PCJ18B - Editorial

PROBLEM LINK:

Practice
Contest

Author: Prakhar Gupta
Tester: Madhav Sainanee
Editorialist: Prakhar Gupta

DIFFICULTY:

CAKEWALK

PREREQUISITES:

None

PROBLEM:

Given an N \times N chessboard, find out the number of squares with odd length.

QUICK EXPLANATION

The answer is \displaystyle\sum_{i = 0}^{\lfloor\frac{N}{2}\rfloor} {(N-2i)^2}

EXPLANATION:

For an example, let us take a chessboard of size 8 \times 8.

We take a horizontal rod of size 5 and try to slide it through the chessboard from left to right.
It can take the column numbers 1 \text{ to } 5, 2 \text{ to } 6, 3 \text{ to } 7 and 4 \text{ to } 8.

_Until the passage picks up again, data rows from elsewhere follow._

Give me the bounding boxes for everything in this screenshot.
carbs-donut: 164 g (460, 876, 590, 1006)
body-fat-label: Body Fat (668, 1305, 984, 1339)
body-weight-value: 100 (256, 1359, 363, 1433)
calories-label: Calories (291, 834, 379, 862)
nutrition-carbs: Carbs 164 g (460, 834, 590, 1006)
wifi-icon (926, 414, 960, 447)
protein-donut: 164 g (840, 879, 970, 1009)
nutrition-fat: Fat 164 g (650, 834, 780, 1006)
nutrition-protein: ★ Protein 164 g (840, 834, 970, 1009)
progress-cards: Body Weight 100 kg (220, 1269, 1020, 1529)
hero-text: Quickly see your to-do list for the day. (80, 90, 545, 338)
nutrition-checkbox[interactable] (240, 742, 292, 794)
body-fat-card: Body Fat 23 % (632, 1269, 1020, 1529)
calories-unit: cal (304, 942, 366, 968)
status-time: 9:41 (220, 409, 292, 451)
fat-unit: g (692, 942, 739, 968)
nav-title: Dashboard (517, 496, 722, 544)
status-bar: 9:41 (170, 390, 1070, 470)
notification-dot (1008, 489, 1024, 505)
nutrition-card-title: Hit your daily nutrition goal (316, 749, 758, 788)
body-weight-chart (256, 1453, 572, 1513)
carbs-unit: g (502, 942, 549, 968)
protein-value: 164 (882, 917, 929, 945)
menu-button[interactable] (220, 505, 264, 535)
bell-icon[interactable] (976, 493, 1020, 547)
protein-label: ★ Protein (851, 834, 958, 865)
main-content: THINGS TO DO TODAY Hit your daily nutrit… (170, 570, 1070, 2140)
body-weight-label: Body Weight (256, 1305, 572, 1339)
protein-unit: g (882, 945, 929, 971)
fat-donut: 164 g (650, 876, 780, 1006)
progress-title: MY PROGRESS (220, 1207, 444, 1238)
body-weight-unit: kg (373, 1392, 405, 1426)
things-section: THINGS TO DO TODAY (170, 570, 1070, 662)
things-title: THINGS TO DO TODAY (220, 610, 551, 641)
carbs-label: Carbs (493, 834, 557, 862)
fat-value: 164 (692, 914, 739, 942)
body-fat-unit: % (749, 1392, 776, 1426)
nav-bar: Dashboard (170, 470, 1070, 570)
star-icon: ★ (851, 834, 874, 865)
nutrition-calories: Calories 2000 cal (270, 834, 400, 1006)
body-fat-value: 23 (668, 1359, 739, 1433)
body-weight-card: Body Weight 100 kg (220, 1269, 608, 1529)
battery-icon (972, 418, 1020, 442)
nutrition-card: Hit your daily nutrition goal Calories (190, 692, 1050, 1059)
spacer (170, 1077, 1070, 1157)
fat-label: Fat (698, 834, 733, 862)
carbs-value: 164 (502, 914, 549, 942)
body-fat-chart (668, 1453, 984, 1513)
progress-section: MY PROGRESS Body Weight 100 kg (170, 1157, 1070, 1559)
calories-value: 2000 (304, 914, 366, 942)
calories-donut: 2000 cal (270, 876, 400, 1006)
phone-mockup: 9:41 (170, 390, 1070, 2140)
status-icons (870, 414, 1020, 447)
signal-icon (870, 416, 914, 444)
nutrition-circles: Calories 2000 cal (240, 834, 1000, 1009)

For a horizontal rod of size 4, it can take the columns 1 \text{ to } 4, 2 \text{ to } 5, 3 \text{ to } 6, 4 \text{ to } 7 and 5 \text{ to } 8.

From the above examples, we can infer that we can fit N - i + 1 rods of length i in an N \times N chessboard horizontally. Similarly, we can fit the same number of rods in the chessboard vertically, since it is a square and is symmetric.

If we consider these rods as the sides of the square of side i, we have N - i + 1 horizontal and vertical choices each. So, the number of squares of length i in a N \times N chessboard is (N - i + 1)^2.

Using this formula, we can replace i = 1, 3, 5…. as the side length of the square and add them up. This gives us \displaystyle\sum_{i = 0}^{\lfloor\frac{N}{2}\rfloor} {(N-2i)^2}.

Complexity: The time complexity is O(N) per test case.

BONUS: Try to solve the question in O(1) per test case.

Click to view

When N is even, the answer is 2^2 + 4^2 + 6^2 + ... + N^2. This can be written as 4 \times (1^2 + 2^2 + ... + \left(\frac{N}{2}\right)^2). This can easily be calculated using sum of squares.

When N is odd, the answer is 1^2 + 3^2 + ... + N^2. This can we written as (1^2 + 2^2 + 3^2 + ... + N^2) - (2^2 + 4^2 + ... + (N-1)^2) \text{ }. The first part can be solved using the sum of squares formula, and the second part can be solves as in the case of even N.

AUTHOR’S SOLUTIONS:

O(N) solution can be found here.
O(1) solution can be found here.

2 Likes

It’s really helpful!

@prakhar17252
Can you please check this code why i am getting WA?
#include
using namespace std;
int main()
{
int test,n,ans=0;
cin >> test;
while (test–)
{
ans = 0;
int x;
cin >> n;
ans +=(n * n);
for (int i = 3; i < n; i +=2)
{
x =( n-i) + 1;
ans += (x * x);
}
if (n == 2)
ans = 2;
if (n == 3)
ans += 1;
cout << ans << endl;

}

}

1 Like
for _ in range(int(input())):
    n=int(input())
    s=(n*n)
    if n%2:
        s=s+1
    for i in range(3,n,2):
        s+=(n-i+1)*(n-i+1)
    print(s)

hey can you please tell me why I’m getting WA
I calculated all squares of size 1 and these are equal to n square

instead of n =int(input())

try this

n = input().strip()
n = int(n)

or

n = map(int , input().split())

hope this will work

'
 _ _ _		in a 3 * 3 matrix
|_|_|_|		there are 14 boxes
|_|_|_|		9(1*1) + 4(2*2) + 1(3*3)
|_|_|_| 	so,oddlen boxes = 9 + 1 = 10

 _ _ _ _
|_|_|_|_|	similarly, in a 4 * 4 matrix
|_|_|_|_|	there are 30 boxes
|_|_|_|_|	16(1*1) + 9(2*2) + 4(3*3) + 1(4*4)
|_|_|_|_|	so oddlen boxes = 16 + 4 = 20
'
# _   _   _  _  _
#|_|_|_|_|_|		now, let's take 5 * 5 matrix,
#|_|_|_|_|_|		even though the pattern is clearly visible by now
#|_|_|_|_|_|		for 5 * 5, there are 
#|_|_|_|_|_|		25(1*1) + 16(2*2) + 9(3*3) + 4(4*4) + 1(5*5)
#|_|_|_|_|_|		so oddlen boxes = 25 + 9 + 1 = 35

#As can be clearly seen, the patter followed is:
# n**2 (1*1) + (n-1)**2 (2*2) + (n-2)**2 (3*3) + ... + 1**2 (n*n)
for _ in range(int(input())):
	n,sum_ = int(input()),0
	for i in range(n,0,-2):
		sum_ += i**2
	print(sum_)

here’s my logic and solution

4 Likes

Great work, It helped a lot.

1 Like

very good explaination !

1 Like